Les institutions et les méthodes d'enseignement chez les Grecs, pendant la période dite héroïque, ne paraissent pas avoir beaucoup différé des institutions analogues des peuples contemporains, et, notamment, de celles d'Égypte où leurs législateurs étaient allés puiser les éléments de civilisation. Dans la Grèce primitive, de même que chez les autres nations dont nous avons parlé déjà, la possession de la science et le privilége de l'enseigner restèrent exclusivement dévolus aux prêtres. Et, comme chez les Hindous et les Égyptiens, l'enseignement présenta le double caractère d'éxotérique et d'ésotérique, selon la qualité des élèves; et, seuls aussi, les aspirants au sacerdoce furent initiés au dernier.

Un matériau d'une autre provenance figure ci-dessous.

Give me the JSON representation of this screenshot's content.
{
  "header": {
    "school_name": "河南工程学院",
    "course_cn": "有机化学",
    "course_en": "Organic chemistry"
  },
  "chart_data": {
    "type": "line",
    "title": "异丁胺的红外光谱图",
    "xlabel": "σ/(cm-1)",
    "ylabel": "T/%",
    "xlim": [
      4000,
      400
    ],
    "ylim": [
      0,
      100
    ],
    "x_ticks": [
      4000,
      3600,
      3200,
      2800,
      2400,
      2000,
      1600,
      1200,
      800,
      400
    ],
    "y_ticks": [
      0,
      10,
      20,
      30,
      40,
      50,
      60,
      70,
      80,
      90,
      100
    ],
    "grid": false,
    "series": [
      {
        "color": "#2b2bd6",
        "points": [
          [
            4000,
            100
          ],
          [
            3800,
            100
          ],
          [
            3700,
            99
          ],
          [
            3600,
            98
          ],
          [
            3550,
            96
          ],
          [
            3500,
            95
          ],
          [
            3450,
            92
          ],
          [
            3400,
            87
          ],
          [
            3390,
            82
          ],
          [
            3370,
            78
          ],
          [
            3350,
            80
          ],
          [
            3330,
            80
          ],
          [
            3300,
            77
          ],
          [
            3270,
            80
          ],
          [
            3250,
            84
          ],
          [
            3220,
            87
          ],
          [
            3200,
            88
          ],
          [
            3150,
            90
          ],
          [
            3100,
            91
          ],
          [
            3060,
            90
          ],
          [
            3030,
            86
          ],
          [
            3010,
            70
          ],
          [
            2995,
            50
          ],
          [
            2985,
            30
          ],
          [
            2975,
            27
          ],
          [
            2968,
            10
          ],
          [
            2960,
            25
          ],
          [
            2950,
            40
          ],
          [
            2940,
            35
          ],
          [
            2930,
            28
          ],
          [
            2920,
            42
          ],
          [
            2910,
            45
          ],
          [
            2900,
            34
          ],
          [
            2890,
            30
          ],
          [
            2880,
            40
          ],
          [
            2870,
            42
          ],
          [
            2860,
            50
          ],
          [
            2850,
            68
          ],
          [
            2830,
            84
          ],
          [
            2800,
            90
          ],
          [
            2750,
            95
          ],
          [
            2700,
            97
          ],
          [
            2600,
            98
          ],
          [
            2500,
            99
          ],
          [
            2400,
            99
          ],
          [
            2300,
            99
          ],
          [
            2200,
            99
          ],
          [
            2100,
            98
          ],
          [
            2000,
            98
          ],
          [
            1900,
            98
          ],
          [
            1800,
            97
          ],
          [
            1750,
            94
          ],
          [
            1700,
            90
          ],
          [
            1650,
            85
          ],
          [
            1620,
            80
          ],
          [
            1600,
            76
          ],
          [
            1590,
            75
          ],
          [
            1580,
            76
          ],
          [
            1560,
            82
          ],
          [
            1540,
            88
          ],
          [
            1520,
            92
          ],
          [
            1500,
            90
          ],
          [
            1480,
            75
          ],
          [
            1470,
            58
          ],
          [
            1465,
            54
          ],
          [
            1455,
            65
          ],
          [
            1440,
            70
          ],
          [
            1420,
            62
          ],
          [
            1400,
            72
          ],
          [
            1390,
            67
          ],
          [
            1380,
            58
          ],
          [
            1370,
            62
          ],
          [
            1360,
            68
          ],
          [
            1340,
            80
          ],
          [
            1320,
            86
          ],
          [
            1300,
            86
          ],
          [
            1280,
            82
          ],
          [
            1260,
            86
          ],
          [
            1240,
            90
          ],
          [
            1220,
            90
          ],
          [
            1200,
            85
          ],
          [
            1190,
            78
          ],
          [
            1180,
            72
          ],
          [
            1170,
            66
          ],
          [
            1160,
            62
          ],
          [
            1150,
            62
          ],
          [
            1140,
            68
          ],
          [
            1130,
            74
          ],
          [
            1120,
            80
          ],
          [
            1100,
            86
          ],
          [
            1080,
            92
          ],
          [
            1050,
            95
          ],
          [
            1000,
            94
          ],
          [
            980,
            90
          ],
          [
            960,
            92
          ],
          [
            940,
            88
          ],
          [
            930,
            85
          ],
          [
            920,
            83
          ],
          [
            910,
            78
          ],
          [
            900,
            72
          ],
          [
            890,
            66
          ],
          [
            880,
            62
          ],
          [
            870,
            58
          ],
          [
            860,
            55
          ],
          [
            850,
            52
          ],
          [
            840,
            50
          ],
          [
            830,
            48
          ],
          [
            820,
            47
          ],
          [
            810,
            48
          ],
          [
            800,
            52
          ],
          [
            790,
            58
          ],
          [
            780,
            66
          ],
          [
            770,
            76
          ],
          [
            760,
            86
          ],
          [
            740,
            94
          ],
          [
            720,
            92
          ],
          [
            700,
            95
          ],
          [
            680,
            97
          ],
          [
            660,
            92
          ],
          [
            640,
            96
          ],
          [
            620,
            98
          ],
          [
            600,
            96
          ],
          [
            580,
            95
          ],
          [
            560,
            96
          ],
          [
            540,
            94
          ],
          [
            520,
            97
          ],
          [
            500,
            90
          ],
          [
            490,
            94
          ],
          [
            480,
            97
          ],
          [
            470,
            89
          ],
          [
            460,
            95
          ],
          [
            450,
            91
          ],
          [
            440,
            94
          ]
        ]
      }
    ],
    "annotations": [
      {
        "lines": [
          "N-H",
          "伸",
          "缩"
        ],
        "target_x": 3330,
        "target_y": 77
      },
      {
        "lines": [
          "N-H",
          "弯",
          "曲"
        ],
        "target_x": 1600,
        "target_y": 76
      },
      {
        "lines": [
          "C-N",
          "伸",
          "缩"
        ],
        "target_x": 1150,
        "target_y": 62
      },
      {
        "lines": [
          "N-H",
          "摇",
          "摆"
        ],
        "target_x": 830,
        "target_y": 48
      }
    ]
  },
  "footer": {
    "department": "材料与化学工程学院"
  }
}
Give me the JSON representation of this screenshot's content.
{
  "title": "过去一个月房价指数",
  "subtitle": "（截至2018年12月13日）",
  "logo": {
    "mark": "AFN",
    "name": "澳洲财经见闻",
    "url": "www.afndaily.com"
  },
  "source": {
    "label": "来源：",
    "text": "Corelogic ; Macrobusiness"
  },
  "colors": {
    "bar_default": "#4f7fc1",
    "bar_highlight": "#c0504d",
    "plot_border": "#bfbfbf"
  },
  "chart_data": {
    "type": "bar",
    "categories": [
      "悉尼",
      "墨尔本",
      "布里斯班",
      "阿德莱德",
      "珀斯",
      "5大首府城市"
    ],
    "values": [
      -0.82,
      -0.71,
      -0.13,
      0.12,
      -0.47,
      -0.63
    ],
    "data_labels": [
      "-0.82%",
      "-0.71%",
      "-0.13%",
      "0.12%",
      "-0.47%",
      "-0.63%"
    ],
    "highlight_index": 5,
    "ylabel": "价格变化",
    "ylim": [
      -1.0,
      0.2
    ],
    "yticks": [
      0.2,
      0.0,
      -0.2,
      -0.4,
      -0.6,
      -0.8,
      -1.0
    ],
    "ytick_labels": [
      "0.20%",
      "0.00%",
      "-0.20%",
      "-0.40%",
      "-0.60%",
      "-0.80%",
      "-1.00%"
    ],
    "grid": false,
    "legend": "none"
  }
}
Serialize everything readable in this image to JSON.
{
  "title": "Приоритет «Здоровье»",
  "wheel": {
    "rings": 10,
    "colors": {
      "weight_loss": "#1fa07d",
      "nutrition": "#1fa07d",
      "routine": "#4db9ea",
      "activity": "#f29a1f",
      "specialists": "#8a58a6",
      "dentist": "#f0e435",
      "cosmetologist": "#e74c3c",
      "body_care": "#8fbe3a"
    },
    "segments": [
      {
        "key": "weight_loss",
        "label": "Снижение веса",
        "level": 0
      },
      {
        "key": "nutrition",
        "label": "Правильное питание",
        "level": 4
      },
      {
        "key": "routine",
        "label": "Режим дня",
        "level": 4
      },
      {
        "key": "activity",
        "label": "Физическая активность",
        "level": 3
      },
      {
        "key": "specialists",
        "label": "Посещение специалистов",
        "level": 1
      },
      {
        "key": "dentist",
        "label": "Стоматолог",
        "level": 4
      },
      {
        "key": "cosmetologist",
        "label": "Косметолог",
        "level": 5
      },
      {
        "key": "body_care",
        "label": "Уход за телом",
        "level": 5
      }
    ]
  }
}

C'est de Lycurgue, de Pythagore et de Solon que datent, à proprement parler, les institutions d'enseignement qui, de la Grèce, se répandirent à Rome, et, de Rome, dans le reste de l'univers. Ces grands hommes convaincus, comme Moïse, que les lois demeurent lettre morte pour les peuples, s'ils n'apprennent, de bonne heure, à les connaître et à les aimer, mirent tous leurs soins à chercher les meilleures méthodes pédagogiques. Et l'on peut affirmer, sans crainte, que le premier ci

« PrécédentContinuer »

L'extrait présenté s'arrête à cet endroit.